O fim da festa é sempre um bom momento
para tomares por ti o peso à alegria
e sorrires com os teus olhos: estão vazios.
Nunca teve uma história o que te deram
nem a tua sombra na terra fez o dia.

Friday, December 25, 2015

Bom Natal


Entremos, apressados, friorentos,
Numa gruta, no bojo de um navio,
Num presépio, num prédio, num presídio
No prédio que amanhã for demolido...
Entremos, inseguros, mas entremos. 
Entremos e depressa, em qualquer sítio,
Porque esta noite chama-se Dezembro,
Porque sofremos, porque temos frio.
Entremos, dois a dois: somos duzentos,
Duzentos mil, doze milhões de nada.
Procuremos o rastro de uma casa,
A casa, a gruta, o sulco de uma nave...
Entremos, despojados, mas entremos.
De mãos dadas talvez o fogo nasça,
Talvez seja Natal e não Dezembro,
Talvez universal a consoada.
DAVID MOURÃO FERREIRA

Bom Natal

Bom Natal

Tuesday, December 15, 2015

Poesia avulsa

INSÓNIA


Nem sequer uma mão morta
vem bater à minha porta

(Alexandre O'Neill)



Gelo fino à minha porta,
uma noite sem dormir:
nem sequer uma mão morta
para as janelas abrir...

Porque dentro do meu quarto
a tempestade do sonho
são palavras que reparto
e que esqueço quando ponho

numa forma de poema
no forno pela manhã,
sem que sequer a mão trema
de fúria ou febre terçã.

Esqueci o que ia dizer.
Bom, o dia vai nascer.






Friday, December 11, 2015

NÃO TENDO OUTRO MODO DE ENVIAR A TODOS E A CADA UM DOS MEUS AMIGOS VOTOS DE BOAS FESTAS, REQUENTEI ESTES VERSOS, QUE PEÇO LEIAM A BEBER UM BOM VINHO


É em vão?
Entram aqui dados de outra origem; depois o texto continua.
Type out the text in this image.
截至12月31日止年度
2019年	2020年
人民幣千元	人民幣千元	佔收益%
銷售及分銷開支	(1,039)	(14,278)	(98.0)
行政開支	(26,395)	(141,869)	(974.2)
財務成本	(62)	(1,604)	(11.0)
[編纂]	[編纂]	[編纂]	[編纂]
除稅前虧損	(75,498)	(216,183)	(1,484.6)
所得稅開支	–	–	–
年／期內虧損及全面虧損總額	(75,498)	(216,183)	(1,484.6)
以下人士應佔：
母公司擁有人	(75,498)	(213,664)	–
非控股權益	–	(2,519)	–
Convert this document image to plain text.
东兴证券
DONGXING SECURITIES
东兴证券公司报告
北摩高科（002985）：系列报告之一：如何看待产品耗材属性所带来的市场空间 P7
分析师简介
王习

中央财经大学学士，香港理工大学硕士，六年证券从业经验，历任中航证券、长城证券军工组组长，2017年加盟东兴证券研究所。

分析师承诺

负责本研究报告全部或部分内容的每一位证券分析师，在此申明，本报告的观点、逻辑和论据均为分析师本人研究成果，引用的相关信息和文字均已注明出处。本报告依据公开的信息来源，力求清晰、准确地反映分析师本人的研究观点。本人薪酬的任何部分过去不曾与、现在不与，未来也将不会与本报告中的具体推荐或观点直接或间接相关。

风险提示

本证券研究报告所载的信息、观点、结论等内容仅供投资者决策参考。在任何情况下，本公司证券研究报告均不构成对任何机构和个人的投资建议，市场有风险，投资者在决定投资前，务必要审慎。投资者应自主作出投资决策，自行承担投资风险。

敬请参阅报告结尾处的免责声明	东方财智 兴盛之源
Talvez o seja.
Estarão fora de moda:
versos em que me reveja,
como saudade da prosa*...


Não sei porque vou teimar
na redondilha maior,
quando o verso vai saltar
dentro de um computador

e partir ao vosso encontro
na rede da internet,
como anacrónico monstro
que não sabe nem promete.

É em vão? É, certamente.
Mas ele há vícios piores!
Seja pois este presente
para os meus poucos leitores...


*citação de Manuel António Pina "poesia, saudade da prosa"

Thursday, December 3, 2015

Árvores


Um livro, um filho, sim, mas porquê uma árvore?
De um livro e de um filho tudo se pode esperar e desejar,
de uma árvore apenas que cresça,
que se multiplique laboriosamente em folhas
e que no outono as deixe cair por terra
para receber o dom
do inverno.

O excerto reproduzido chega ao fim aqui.